Girls, children with disability, and those from indigenous and Afro-Colombian peoples are highly vulnerable as they are often left behind, forgotten as a life of missed learning and earning opportunities beckons.
To avert an education disaster, as many children risk falling off the already fragile education system, ECW intends to continue expanding its investments in Colombia. To deliver the promise of holistic education and give vulnerable children a fighting chance.
ECW has invested close to USD 16.4 million in Colombia since 2019. The fund intends to extend its support with an additional USD 12 million for the next three-year phase of its Multi-Year Resilience Programme, which, once approved, will bring the overall investment in Colombia to over USD 28 million.
The new Multi-Year Resilience Programme will be developed during 2023 – in close consultation with partners and under the leadership of the Government of Colombia – and submitted to ECW’s Executive Committee for final approval in due course.
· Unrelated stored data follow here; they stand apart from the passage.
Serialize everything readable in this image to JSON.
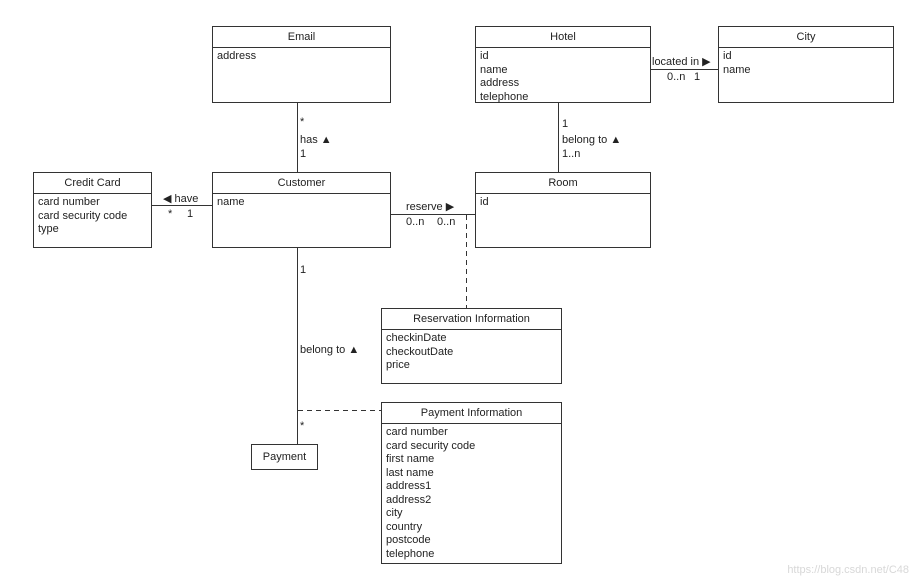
{
  "classes": {
    "email": {
      "name": "Email",
      "attributes": [
        "address"
      ]
    },
    "hotel": {
      "name": "Hotel",
      "attributes": [
        "id",
        "name",
        "address",
        "telephone"
      ]
    },
    "city": {
      "name": "City",
      "attributes": [
        "id",
        "name"
      ]
    },
    "credit_card": {
      "name": "Credit Card",
      "attributes": [
        "card number",
        "card security code",
        "type"
      ]
    },
    "customer": {
      "name": "Customer",
      "attributes": [
        "name"
      ]
    },
    "room": {
      "name": "Room",
      "attributes": [
        "id"
      ]
    },
    "reservation_information": {
      "name": "Reservation Information",
      "attributes": [
        "checkinDate",
        "checkoutDate",
        "price"
      ]
    },
    "payment_information": {
      "name": "Payment Information",
      "attributes": [
        "card number",
        "card security code",
        "first name",
        "last name",
        "address1",
        "address2",
        "city",
        "country",
        "postcode",
        "telephone"
      ]
    },
    "payment": {
      "name": "Payment",
      "attributes": []
    }
  },
  "associations": {
    "email_customer": {
      "label": "has ▲",
      "mult_email": "*",
      "mult_customer": "1"
    },
    "creditcard_customer": {
      "label": "◀ have",
      "mult_creditcard": "*",
      "mult_customer": "1"
    },
    "customer_room": {
      "label": "reserve ▶",
      "mult_customer": "0..n",
      "mult_room": "0..n"
    },
    "hotel_room": {
      "label": "belong to ▲",
      "mult_hotel": "1",
      "mult_room": "1..n"
    },
    "hotel_city": {
      "label": "located in ▶",
      "mult_hotel": "0..n",
      "mult_city": "1"
    },
    "customer_payment": {
      "label": "belong to ▲",
      "mult_customer": "1",
      "mult_payment": "*"
    }
  },
  "watermark": "https://blog.csdn.net/C48"
}
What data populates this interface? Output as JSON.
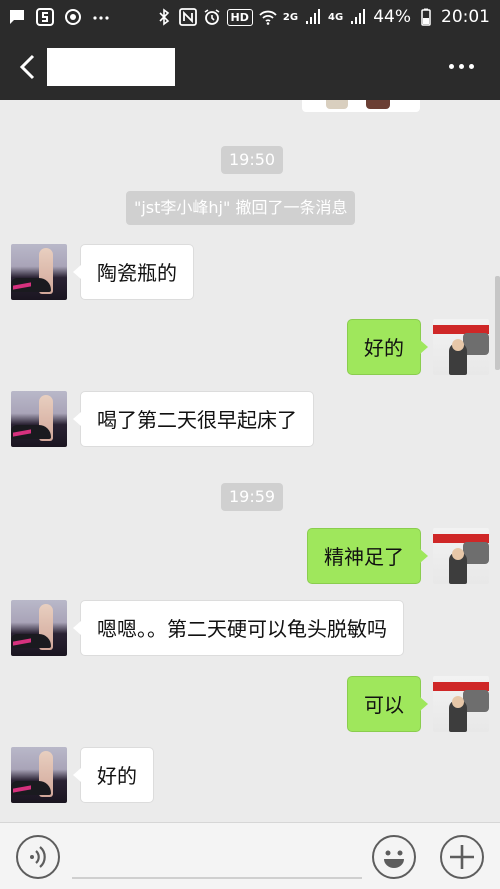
{
  "status_bar": {
    "hd_label": "HD",
    "net1": "2G",
    "net2": "4G",
    "battery": "44%",
    "time": "20:01",
    "icons": [
      "message-icon",
      "s-app-icon",
      "sync-icon",
      "more-dots-icon",
      "bluetooth-icon",
      "nfc-icon",
      "alarm-icon",
      "wifi-icon",
      "signal-icon",
      "battery-icon"
    ]
  },
  "header": {
    "title": "",
    "back_icon": "back-arrow-icon",
    "menu_icon": "more-options-icon"
  },
  "chat": {
    "timestamps": [
      "19:50",
      "19:59"
    ],
    "recall_notice": "\"jst李小峰hj\" 撤回了一条消息",
    "messages": [
      {
        "side": "in",
        "text": "陶瓷瓶的"
      },
      {
        "side": "out",
        "text": "好的"
      },
      {
        "side": "in",
        "text": "喝了第二天很早起床了"
      },
      {
        "side": "out",
        "text": "精神足了"
      },
      {
        "side": "in",
        "text": "嗯嗯。。第二天硬可以龟头脱敏吗"
      },
      {
        "side": "out",
        "text": "可以"
      },
      {
        "side": "in",
        "text": "好的"
      }
    ]
  },
  "input_bar": {
    "placeholder": "",
    "icons": [
      "voice-icon",
      "emoji-icon",
      "plus-icon"
    ]
  },
  "colors": {
    "bar_bg": "#2b2b2b",
    "chat_bg": "#ebebeb",
    "outgoing_bubble": "#9fe75c",
    "incoming_bubble": "#ffffff"
  }
}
Sherif, who announced the renewed support during her recent one-week visit to Colombia, stresses that ECW works closely with the Ministry of Education and other line ministries in Colombia to support the government’s efforts to respond to the interconnected crises of conflict, forced displacement, and climate change and still provide quality education.
This collaboration is critical. Despite the government’s commendable efforts to extend temporary protection status to Venezuelans in Colombia, children continue to miss out on their human right to quality education.
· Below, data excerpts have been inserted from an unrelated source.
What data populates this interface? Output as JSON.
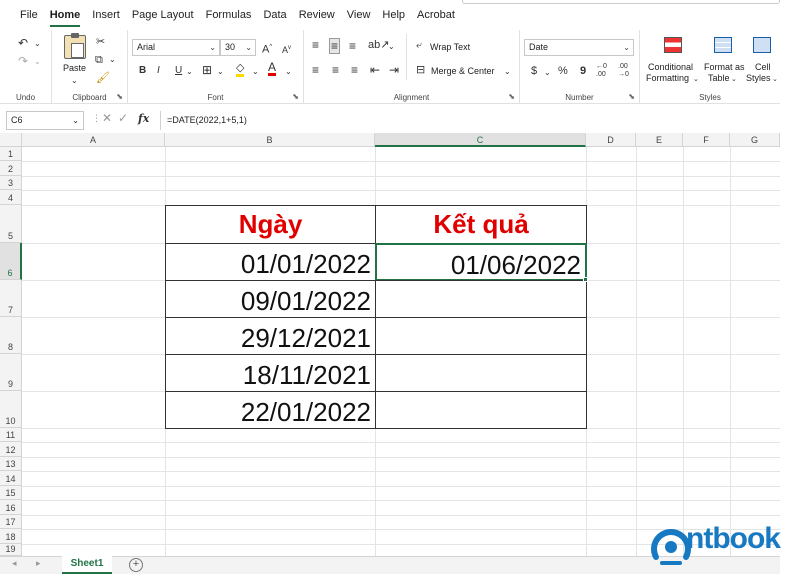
{
  "menu": {
    "items": [
      "File",
      "Home",
      "Insert",
      "Page Layout",
      "Formulas",
      "Data",
      "Review",
      "View",
      "Help",
      "Acrobat"
    ],
    "active_index": 1
  },
  "ribbon": {
    "undo": {
      "label": "Undo"
    },
    "clipboard": {
      "paste_label": "Paste",
      "label": "Clipboard"
    },
    "font": {
      "name": "Arial",
      "size": "30",
      "label": "Font",
      "bold": "B",
      "italic": "I",
      "underline": "U"
    },
    "alignment": {
      "wrap_text": "Wrap Text",
      "merge_center": "Merge & Center",
      "label": "Alignment"
    },
    "number": {
      "format": "Date",
      "currency": "$",
      "percent": "%",
      "comma": "9",
      "label": "Number"
    },
    "styles": {
      "conditional_1": "Conditional",
      "conditional_2": "Formatting",
      "format_table_1": "Format as",
      "format_table_2": "Table",
      "cell_styles_1": "Cell",
      "cell_styles_2": "Styles",
      "label": "Styles"
    }
  },
  "formula_bar": {
    "name_box": "C6",
    "fx": "fx",
    "formula": "=DATE(2022,1+5,1)"
  },
  "columns": [
    "A",
    "B",
    "C",
    "D",
    "E",
    "F",
    "G"
  ],
  "rows": [
    "1",
    "2",
    "3",
    "4",
    "5",
    "6",
    "7",
    "8",
    "9",
    "10",
    "11",
    "12",
    "13",
    "14",
    "15",
    "16",
    "17",
    "18",
    "19"
  ],
  "table": {
    "header_date": "Ngày",
    "header_result": "Kết quả",
    "dates": [
      "01/01/2022",
      "09/01/2022",
      "29/12/2021",
      "18/11/2021",
      "22/01/2022"
    ],
    "results": [
      "01/06/2022",
      "",
      "",
      "",
      ""
    ]
  },
  "sheets": {
    "tabs": [
      "Sheet1"
    ],
    "add": "+"
  },
  "logo": {
    "text": "ntbook"
  },
  "colors": {
    "accent": "#217346",
    "header_red": "#e00000",
    "logo_blue": "#1679c2"
  }
}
In 2021 alone, the dropout rate for Colombian children was already 3.62 percent (3.2 percent for girls and 4.2 percent for boys). The figure nearly doubles for Venezuelans to 6.4 percent, and reaches 17 percent for internally displaced children.
“But even when children are able to attend school, the majority are falling behind. Recent analysis shows that close to 70 percent of ten-year-olds cannot read or understand a simple text, up from 50 percent before the COVID-19 pandemic shut down schools across Colombia,” Sherif observes.
Against this backdrop, she speaks of the urgent need to provide the girls and boys impacted by the interconnected crises of conflict, displacement, climate change, poverty, and instability with the safety, hope, and opportunity of quality education.
ECW’s extended programme will advance Colombia’s support for children and adolescents from Venezuela, internally displaced children, and host-communities, as well as indigenous and Afro-Colombian communities impacted by these ongoing crises.
“ECW’s investment closely aligns with the Government of Colombia’s strategy on inclusion and will strengthen the education system at the national level and in regions most affected by forced displacement. The programme will also have a strong focus on girls’ education so that no one is left behind,” she says.
As of November 2022, over half a million Venezuelan children and adolescents have been enrolled in Colombia’s formal education system. ECW investments have reached 107,000 children in the country to date.
“Financing is critical to ensure that no child is left behind. But funds are currently not enough to match the challenges on the ground and the growing needs. An estimated USD 46.4 million is required to fully fund the current multi-year resilience response in Colombia,” Sherif explains.
ECW’s Multi-year Resilience Programme in Colombia is delivered by UNICEF and a Save the Children-led NGO consortium, including the Norwegian Refugee Council (NRC), World Vision, and Plan International.
ECW investments in Colombia provide access to safe and protective formal and non-formal learning environments, mental health and psychosocial support services, and specialized services to support the transition into the national education system for children at risk of being left behind. A variety of actions to strengthen local and national education authorities’ capacities to support education from early childhood education through secondary school.